Azhari memberhentikan motornya tepat di gerbang sekolah. Sesaat setelah berhenti, orang yang menumpang itu segera turun dan menjulurkan tangannya. “Makasih banyak, Abi. Assalamualaikum.”
Tangan Azhari dicium. “Waalaikumussalam. Ingat, belajar yang baik! Awas kalau sampai Abi dengar kamu gak bawa pakaian olahraga lagi.”
Hilal mengangguk patuh, kepalanya tertunduk. Dalam hati, dia sudah memastikan "pakaian pembawa bencana" minggu lalu itu telah dia benamkan paling dulu ke dalam tas.
“Dan jangan aneh-aneh, apalagi sampai berbuat dosa,” tambah Azhari, matanya memindai murid-murid lain dengan tatapan curiga. “Nanti sore langsung pulang, jangan ke mana-mana setelah pulang sekolah.”
Tanpa menunggu jawaban putranya, Azhari langsung memacu motornya pergi, meninggalkan asap knalpot yang membaur dengan debu jalanan.
Selepas mata pelajaran olahraga, yang syukurnya hari ini tidak ada kejadian terlupa pakaiannya, murid laki-laki kelas XI IPA 3 masuk ke dalam kelas. Mereka hendak mendinginkan badan di bawah putaran kipas angin, sementara murid perempuan lebih memilih menyingkir ke kantin untuk membeli jajanan penyegar dahaga.
Seketika, suasana kelas berubah riuh ibarat pasar. Aroma keringat remaja bercampur deodoran menguap di udara yang panas. Tanpa rasa canggung, “teman-teman” Hilal melepas kaus olahraga mereka yang basah, melemparnya sembarangan ke atas meja, lalu bertelanjang dada sambil mengipas-ngipas tubuh dengan kipas, buku tulis, atau apapun sebelum berganti ke seragam putih abu-abu.
Di tengah pameran "aurat" massal itu, Hilal sudah duduk terpaku di bangkunya. Dia adalah satu-satunya yang sudah rapi. Dia berganti pakaian dengan kecepatan kilat di toilet biasanya. Kancing baju seragamnya kini sudah terpasang sempurna sampai ke leher, tidak menyisakan celah sedikit pun.
Matanya menatap lurus ke depan. Tepat di hadapannya, Kavian duduk santai di atas meja dengan bertelanjang dada, membiarkan tubuhnya diterpa angin dari buku tulis yang dikibaskannya.
Tatapan Hilal terkunci pada punggung itu. Punggung yang kecokelatan terbakar matahari, sedikit berkeringat, tetapi … bersih. Tidak ada bilur merah memanjang. Tidak ada bekas kebiruan, bahkan yang telah hitam legam.

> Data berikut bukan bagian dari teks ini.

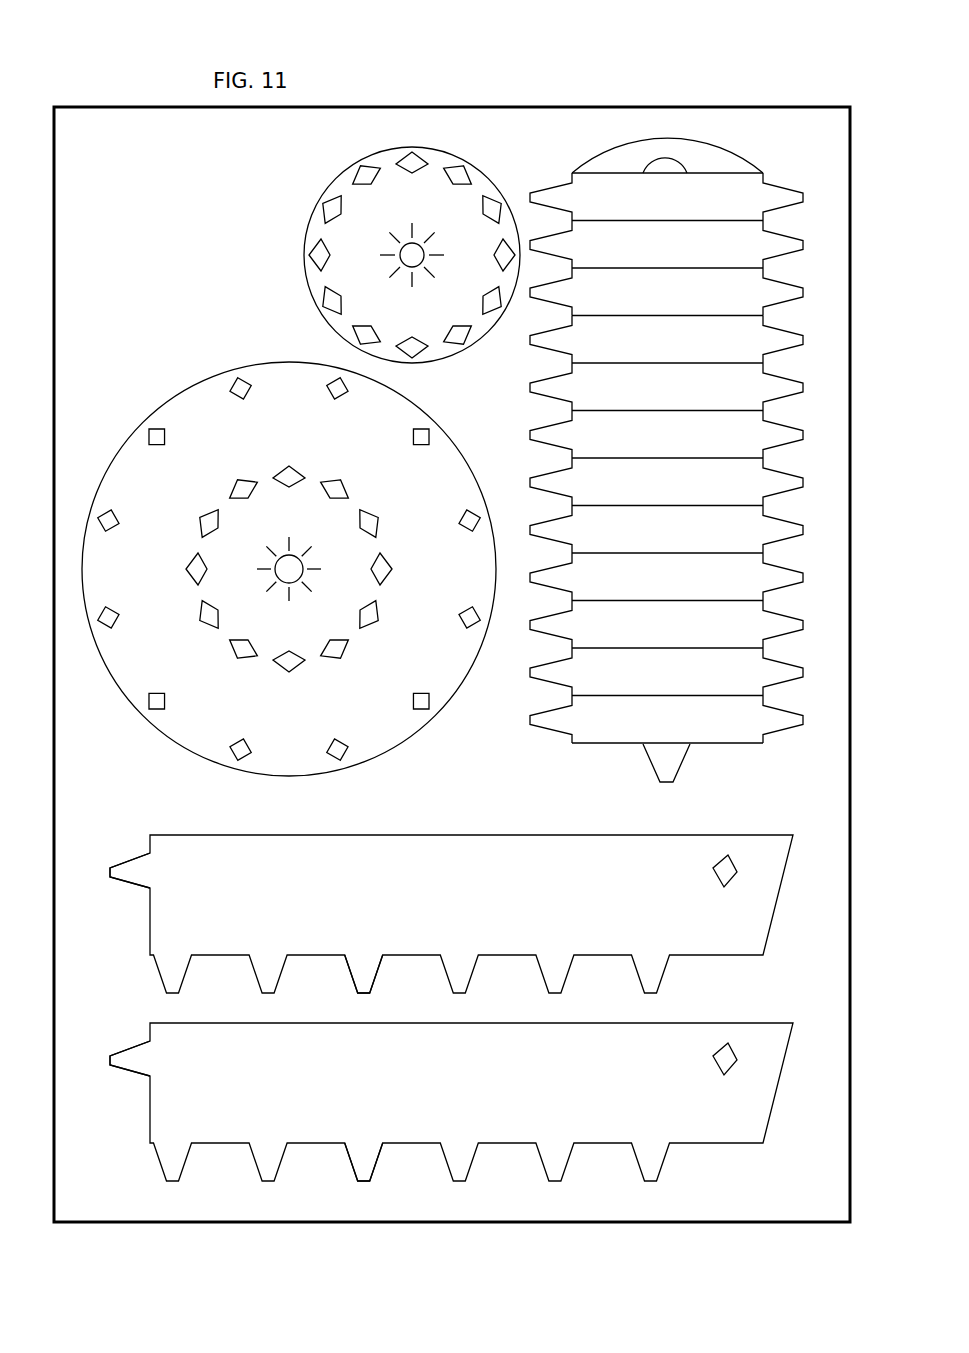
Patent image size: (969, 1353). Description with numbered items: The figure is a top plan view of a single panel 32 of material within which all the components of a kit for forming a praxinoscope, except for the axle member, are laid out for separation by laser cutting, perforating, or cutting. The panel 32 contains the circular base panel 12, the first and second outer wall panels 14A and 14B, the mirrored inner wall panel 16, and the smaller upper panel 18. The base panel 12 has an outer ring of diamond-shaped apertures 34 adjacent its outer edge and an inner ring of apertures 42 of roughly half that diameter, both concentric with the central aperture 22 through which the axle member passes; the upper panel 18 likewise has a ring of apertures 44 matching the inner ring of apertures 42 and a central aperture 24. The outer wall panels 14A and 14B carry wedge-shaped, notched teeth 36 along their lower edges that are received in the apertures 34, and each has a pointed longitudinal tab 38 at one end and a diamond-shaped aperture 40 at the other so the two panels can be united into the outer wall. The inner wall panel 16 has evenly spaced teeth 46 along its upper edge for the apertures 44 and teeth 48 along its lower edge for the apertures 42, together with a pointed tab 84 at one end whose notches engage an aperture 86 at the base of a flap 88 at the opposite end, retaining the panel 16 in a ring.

The base panel 12 is at (289, 569).
The first outer wall panel 14A is at (437, 1084).
The second outer wall panel 14B is at (415, 897).
The mirrored inner wall panel 16 is at (663, 459).
The upper panel 18 is at (394, 255).
The aperture 22 is at (298, 554).
The aperture 24 is at (398, 262).
The panel 32 is at (204, 316).
The apertures 34 is at (152, 432).
The teeth 36 is at (382, 975).
The tab 38 is at (128, 856).
The aperture 40 is at (730, 857).
The apertures 42 is at (372, 518).
The apertures 44 is at (330, 208).
The teeth 46 is at (535, 349).
The teeth 48 is at (792, 351).
The tab 84 is at (647, 756).
The aperture 86 is at (690, 165).
The flap 88 is at (598, 156).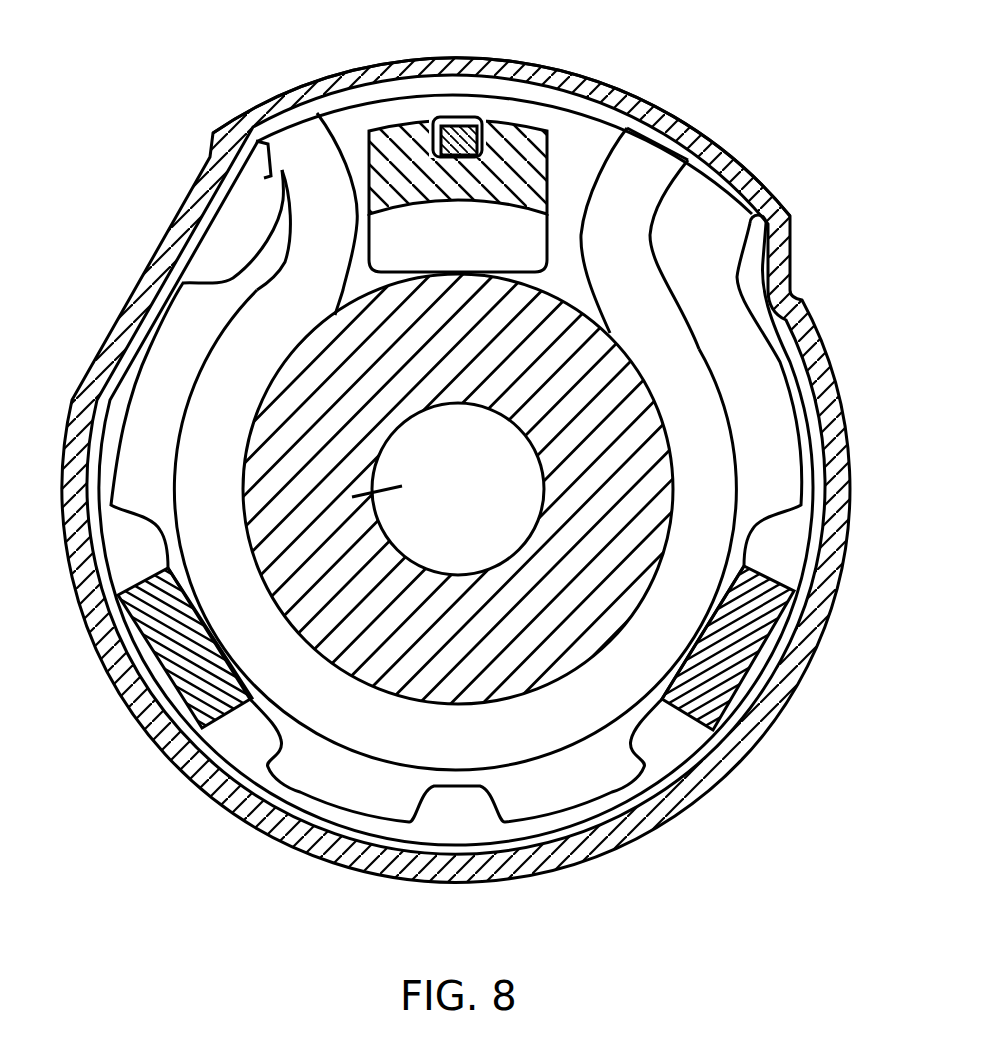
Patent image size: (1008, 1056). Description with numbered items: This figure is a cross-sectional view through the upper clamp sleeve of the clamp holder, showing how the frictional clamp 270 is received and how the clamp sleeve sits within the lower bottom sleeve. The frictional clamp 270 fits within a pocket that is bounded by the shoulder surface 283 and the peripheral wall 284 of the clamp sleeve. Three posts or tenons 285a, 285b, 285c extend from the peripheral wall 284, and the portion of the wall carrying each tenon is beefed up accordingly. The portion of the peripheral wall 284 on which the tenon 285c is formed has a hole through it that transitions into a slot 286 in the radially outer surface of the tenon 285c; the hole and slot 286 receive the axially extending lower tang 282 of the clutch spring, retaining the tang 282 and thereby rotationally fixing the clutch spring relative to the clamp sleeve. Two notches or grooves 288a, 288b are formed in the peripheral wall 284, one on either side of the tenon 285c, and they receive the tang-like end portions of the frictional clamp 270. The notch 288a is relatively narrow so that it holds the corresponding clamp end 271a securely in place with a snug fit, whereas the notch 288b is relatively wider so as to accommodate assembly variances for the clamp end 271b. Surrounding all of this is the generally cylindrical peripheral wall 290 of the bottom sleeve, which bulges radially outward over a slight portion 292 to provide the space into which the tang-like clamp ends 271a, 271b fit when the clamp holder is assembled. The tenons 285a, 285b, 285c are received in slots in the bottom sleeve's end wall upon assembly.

The frictional clamp 270 is at (335, 715).
The end of the frictional clamp 271a is at (292, 150).
The clamp end 271b is at (650, 160).
The lower tang 282 is at (447, 117).
The shoulder surface 283 is at (745, 387).
The peripheral wall 284 is at (767, 296).
The tenon 285a is at (188, 678).
The tenon 285b is at (733, 693).
The tenon 285c is at (507, 145).
The slot 286 is at (483, 117).
The notch 288a is at (242, 162).
The notch 288b is at (702, 206).
The peripheral wall 290 is at (453, 867).
The bulged portion 292 is at (356, 88).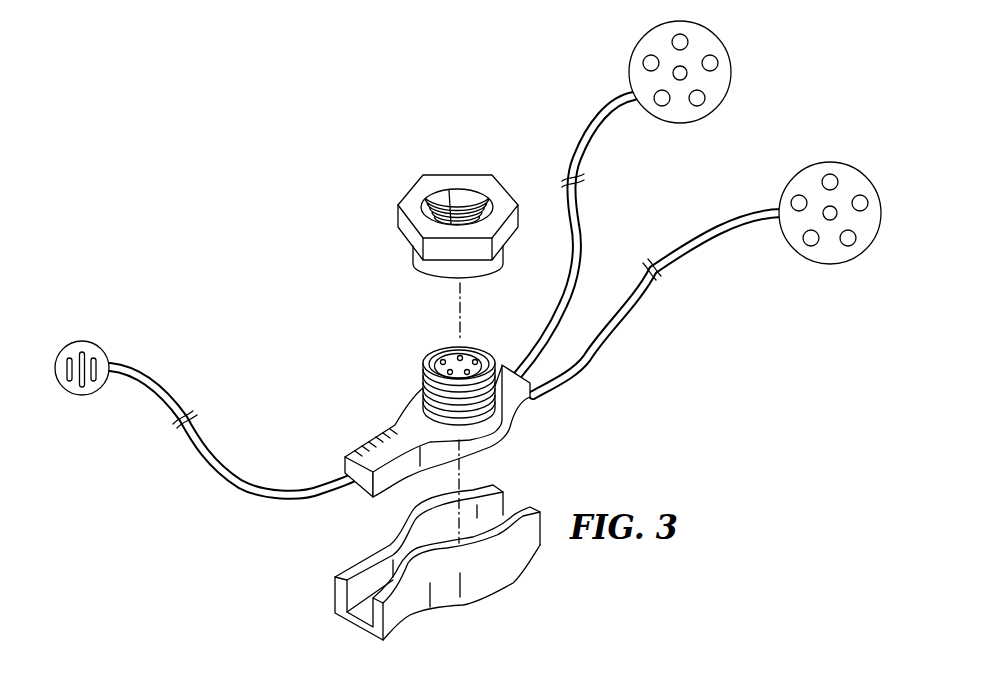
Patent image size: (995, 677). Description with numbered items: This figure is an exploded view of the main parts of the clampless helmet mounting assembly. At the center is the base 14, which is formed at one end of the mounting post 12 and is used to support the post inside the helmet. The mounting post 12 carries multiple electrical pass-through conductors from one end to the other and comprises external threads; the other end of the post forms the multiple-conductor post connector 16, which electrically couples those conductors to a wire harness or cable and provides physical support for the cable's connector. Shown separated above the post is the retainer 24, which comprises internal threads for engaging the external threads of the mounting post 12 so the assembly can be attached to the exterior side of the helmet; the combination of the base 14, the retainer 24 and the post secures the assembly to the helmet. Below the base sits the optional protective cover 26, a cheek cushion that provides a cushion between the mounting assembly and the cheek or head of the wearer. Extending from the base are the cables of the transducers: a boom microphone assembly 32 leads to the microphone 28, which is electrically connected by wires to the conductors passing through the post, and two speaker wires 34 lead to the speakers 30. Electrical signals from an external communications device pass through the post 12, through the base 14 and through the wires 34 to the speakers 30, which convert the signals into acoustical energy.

The mounting post 12 is at (483, 352).
The base 14 is at (355, 414).
The post connector 16 is at (444, 354).
The retainer 24 is at (410, 189).
The protective cover 26 is at (350, 567).
The microphone 28 is at (80, 342).
The speakers 30 is at (683, 123).
The boom microphone assembly 32 is at (150, 388).
The speaker wires 34 is at (590, 123).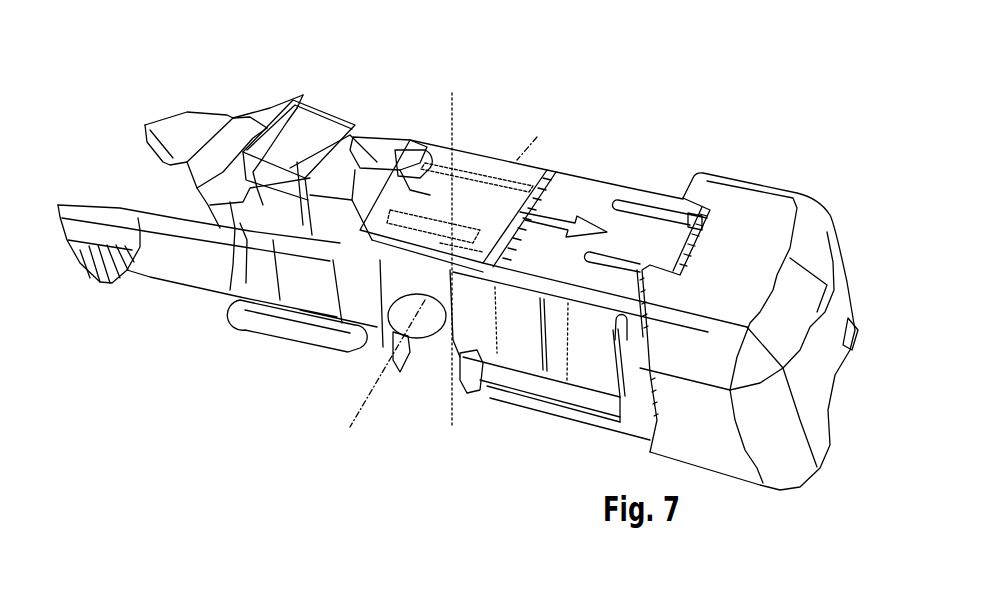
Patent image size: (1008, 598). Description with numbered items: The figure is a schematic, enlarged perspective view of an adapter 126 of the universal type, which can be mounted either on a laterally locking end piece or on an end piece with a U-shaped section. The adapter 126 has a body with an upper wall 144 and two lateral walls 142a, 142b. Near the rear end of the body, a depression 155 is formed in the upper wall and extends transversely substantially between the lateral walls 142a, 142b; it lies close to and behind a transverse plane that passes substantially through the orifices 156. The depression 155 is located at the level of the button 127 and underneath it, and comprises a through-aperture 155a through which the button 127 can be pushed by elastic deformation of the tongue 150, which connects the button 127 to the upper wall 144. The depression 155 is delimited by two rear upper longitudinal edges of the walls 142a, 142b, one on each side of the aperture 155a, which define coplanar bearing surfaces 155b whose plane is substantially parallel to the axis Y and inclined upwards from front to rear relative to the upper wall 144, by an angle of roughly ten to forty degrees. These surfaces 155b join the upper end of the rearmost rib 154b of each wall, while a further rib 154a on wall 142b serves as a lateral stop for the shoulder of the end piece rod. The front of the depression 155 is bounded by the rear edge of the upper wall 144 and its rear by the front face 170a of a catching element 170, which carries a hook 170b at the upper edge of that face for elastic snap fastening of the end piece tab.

The adapter 126 is at (705, 127).
The button 127 is at (315, 128).
The lateral wall 142a is at (477, 350).
The lateral wall 142b is at (607, 183).
The upper wall 144 is at (562, 190).
The tongue 150 is at (378, 170).
The rib 154a is at (407, 350).
The rear rib 154b is at (258, 280).
The depression 155 is at (358, 140).
The through-aperture 155a is at (247, 199).
The bearing surfaces 155b is at (253, 220).
The orifices 156 is at (427, 330).
The catching element 170 is at (197, 98).
The front face 170a is at (287, 100).
The hook 170b is at (253, 133).
The axis Y is at (360, 405).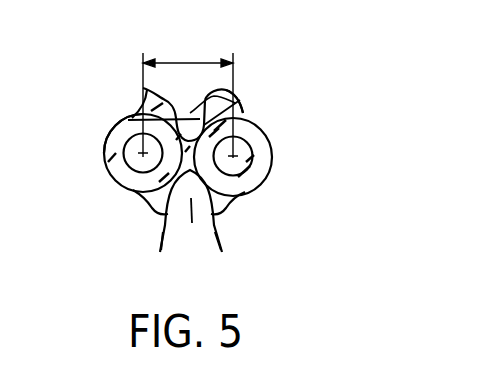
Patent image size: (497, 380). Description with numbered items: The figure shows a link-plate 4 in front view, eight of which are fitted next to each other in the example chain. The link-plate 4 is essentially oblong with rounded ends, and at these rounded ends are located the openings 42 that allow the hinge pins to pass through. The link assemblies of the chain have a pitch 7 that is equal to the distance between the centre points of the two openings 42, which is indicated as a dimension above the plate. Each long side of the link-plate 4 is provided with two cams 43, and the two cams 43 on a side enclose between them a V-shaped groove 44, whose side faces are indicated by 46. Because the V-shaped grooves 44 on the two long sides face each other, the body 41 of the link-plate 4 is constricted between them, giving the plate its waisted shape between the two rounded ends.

The link-plate 4 is at (278, 138).
The pitch 7 is at (188, 95).
The body 41 is at (127, 121).
The openings 42 is at (124, 177).
The cams 43 is at (147, 90).
The V-shaped groove 44 is at (197, 112).
The side faces 46 is at (240, 94).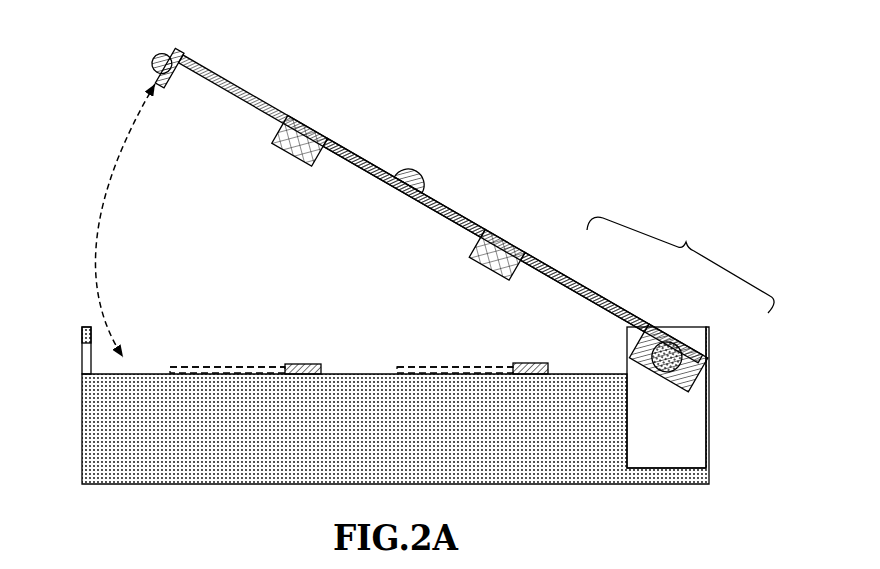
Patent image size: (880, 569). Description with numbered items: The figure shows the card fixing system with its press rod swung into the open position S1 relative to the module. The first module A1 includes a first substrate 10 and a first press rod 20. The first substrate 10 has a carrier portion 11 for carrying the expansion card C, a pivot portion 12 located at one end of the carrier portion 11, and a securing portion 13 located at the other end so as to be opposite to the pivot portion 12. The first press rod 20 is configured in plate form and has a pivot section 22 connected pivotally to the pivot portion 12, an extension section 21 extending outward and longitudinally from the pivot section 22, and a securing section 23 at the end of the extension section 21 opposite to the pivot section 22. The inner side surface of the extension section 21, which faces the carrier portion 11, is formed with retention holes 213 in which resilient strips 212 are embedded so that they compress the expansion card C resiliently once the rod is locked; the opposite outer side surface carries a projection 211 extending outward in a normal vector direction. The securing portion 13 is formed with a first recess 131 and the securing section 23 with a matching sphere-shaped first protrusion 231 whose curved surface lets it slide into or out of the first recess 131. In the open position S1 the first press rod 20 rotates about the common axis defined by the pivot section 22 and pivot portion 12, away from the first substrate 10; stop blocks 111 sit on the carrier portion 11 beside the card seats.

The first substrate 10 is at (708, 345).
The carrier portion 11 is at (223, 373).
The stop block 111 is at (292, 365).
The pivot portion 12 is at (668, 376).
The securing portion 13 is at (83, 383).
The first recess 131 is at (83, 347).
The first press rod 20 is at (430, 201).
The extension section 21 is at (368, 161).
The projection 211 is at (416, 170).
The resilient strips 212 is at (325, 136).
The retention holes 213 is at (290, 117).
The pivot section 22 is at (662, 332).
The securing section 23 is at (184, 53).
The first protrusion 231 is at (168, 58).
The first module A1 is at (680, 265).
The expansion card C is at (172, 367).
The open position S1 is at (73, 213).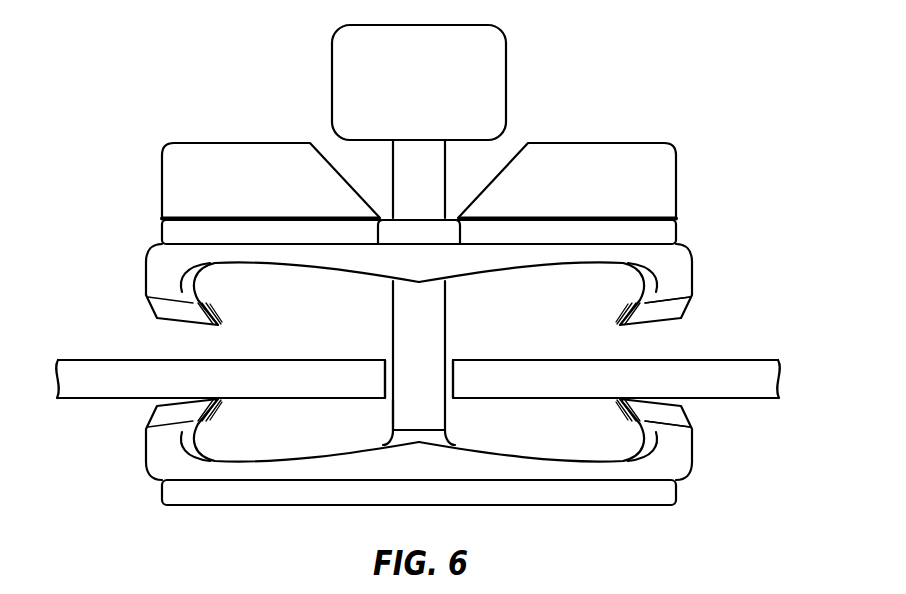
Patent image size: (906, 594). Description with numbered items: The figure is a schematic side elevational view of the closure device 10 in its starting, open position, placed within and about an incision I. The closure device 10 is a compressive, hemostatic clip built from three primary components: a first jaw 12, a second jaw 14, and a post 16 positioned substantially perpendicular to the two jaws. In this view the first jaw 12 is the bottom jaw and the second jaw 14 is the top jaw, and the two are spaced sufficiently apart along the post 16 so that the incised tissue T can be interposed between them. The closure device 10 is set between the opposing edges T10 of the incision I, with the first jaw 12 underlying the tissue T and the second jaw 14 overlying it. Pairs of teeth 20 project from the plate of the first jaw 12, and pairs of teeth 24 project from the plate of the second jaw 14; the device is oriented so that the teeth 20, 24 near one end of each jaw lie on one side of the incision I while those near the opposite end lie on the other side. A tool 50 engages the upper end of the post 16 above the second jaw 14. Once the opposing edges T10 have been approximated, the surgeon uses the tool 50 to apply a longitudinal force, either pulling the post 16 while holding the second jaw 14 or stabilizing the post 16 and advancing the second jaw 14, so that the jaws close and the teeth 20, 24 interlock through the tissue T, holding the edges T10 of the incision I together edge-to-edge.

The tool 50 is at (506, 68).
The closure device 10 is at (703, 260).
The post 16 is at (447, 303).
The second jaw 14 is at (146, 262).
The teeth 24 is at (688, 307).
The first jaw 12 is at (146, 463).
The teeth 20 is at (688, 414).
The tissue T is at (103, 357).
The opposing edges T10 is at (384, 372).
The incision I is at (391, 400).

Punggung itu hanyalah hamparan kulit remaja normal yang tumbuh tanpa rasa takut.
Hilal menelan ludah. Tangannya tanpa sadar bergerak ke belakang, meraba punggungnya sendiri dari balik lapisan kain seragam yang dikancing rapat. Di sana, masih dapat dirasakan kulitnya yang perih bergesekan dengan sandaran kursi akibat cambukan-cambukan beberapa hari lalu, minggu-minggu lalu, bahkan bulan-bulan lalu. Semua cambukan itu seperti selalu membekas. Mungkin lukanya telah kering, tetapi rasa sakitnya … selalu terasa.
“Woy, Lal! Awas kesambet siang bolong!”